Parmi mes découvertes de ces derniers mois, voici trois romans que je recommande comme autant de variations sur le thème de l'échouage ou plutôt de l'échouement heureux, qui ne sont parvenus sur mes rivages qu'en traduction française.

Les reflets d'argent, de Susan Fletcher, est sans doute le mieux écrit des trois. Tout commence par l'échouement - au sens littéral - d'un homme mystérieux sur les rivages d'une île perdue quelque part au large des Îles Britanniques. Ce naufragé va incarner malgré lui d'abord, puis de bon gré, une vieille légende locale et contribuer à réparer beaucoup de choses chez ces insulaires tous plus ou moins cabossés de la vie. On est accroché dès les premières lignes et on quitte ce livre avec un goût de sel aux lèvres et le cœur rafraîchi. 

Le secret de la manufacture des chaussettes inusables, de Annie Barrows, qui nous mène de l'autre côté de l'Atlantique, semble de prime abord plus léger que le précédent. Il faut dire que la traduction laisse à désirer, il semble qu'il y ait manqué une relecture finale. Mais on se laisse prendre assez vite, et le récit gagne en profondeur au fil des pages. Ici c'est une naufragée pas tout à fait volontaire, en rupture de sa bonne famille de sénateurs, qui échoue au fond de la Virginie Occidentale en 1938 pour écrire l'histoire d'une petite ville sans histoire.
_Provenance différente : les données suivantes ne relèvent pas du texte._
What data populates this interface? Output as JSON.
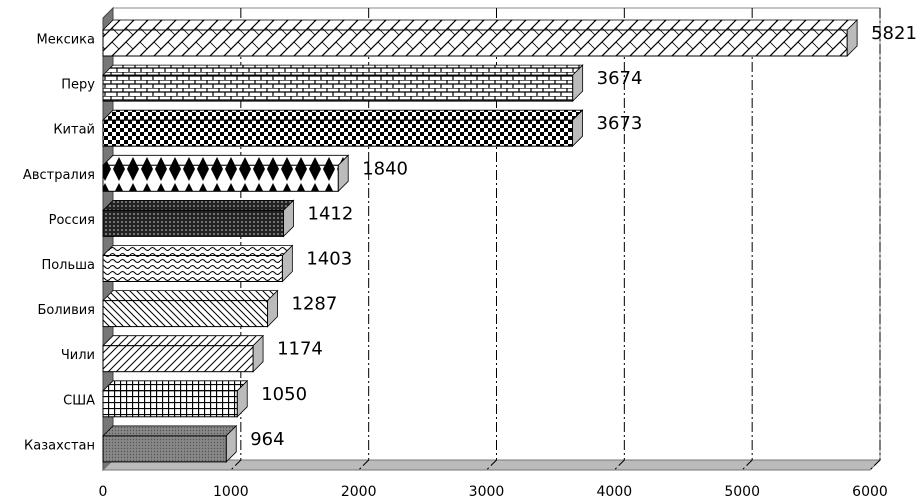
{
  "chart_data": {
    "type": "bar",
    "orientation": "horizontal",
    "categories": [
      "Мексика",
      "Перу",
      "Китай",
      "Австралия",
      "Россия",
      "Польша",
      "Боливия",
      "Чили",
      "США",
      "Казахстан"
    ],
    "values": [
      5821,
      3674,
      3673,
      1840,
      1412,
      1403,
      1287,
      1174,
      1050,
      964
    ],
    "xlim": [
      0,
      6000
    ],
    "xticks": [
      0,
      1000,
      2000,
      3000,
      4000,
      5000,
      6000
    ],
    "grid": true
  }
}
Elle débarque chez une famille ruinée après l'incendie de son usine de chaussettes. Ce qui devait être un pensum horriblement ennuyeux se transforme en une improbable entreprise de ravaudage des cœurs, et tout finit presque bien.

Dans La bibliothèque des coeurs cabossés, de Katarina Bivald, il s'agit bien d'échouage, donc tout à fait volontaire cette fois. Sara, qui ne connait et n'aime que les livres, a quitté sa Suède natale où la librairie qui l'emploie depuis dix ans vient de fermer, pour échouer à Broken Wheel, milieu absolu du nulle part de l'Iowa, une ville quasi-fantôme. Le pourquoi elle est arrivée là et le comment elle va y rester en y ouvrant une librairie sont tout aussi improbables l'un que l'autre, mais la fable est délicieusement racontée, faussement légère, et ravira tous les amoureux des livres. Et là encore, c'est la naufragée qui va sauver les insulaires de Broken Wheel, perdus dans leur île poussiéreuse au milieu d'un océan de champs de maïs. Et là encore, c'est un Happy End qu'on pressent dès la première page.

Trois histoires qui commencent par un naufrage mais dont en sort avec le sourire et l'envie de croire à l'humanité, malgré tout. Par les temps qui courent, c'est toujours bon à prendre. Mais comment ces trois auteures, à peu près de la même génération (nées entre 1962 et 1983), en sont-elles venues à écrire et publier, quasi-simultanément, et dans trois pays et deux langues différentes, ces variantes d'une même histoire, dans le même esprit de fausse légèreté et de vraie humanité? Faut-il croire ici à quelque champ morphogénétique? Ou bien est-ce simplement ma façon de les lire qui les a ainsi tissées ensemble, comme on aligne les étoiles pour en faire des constellations, ou les épaves disparates pour écrire une histoire sur le sable?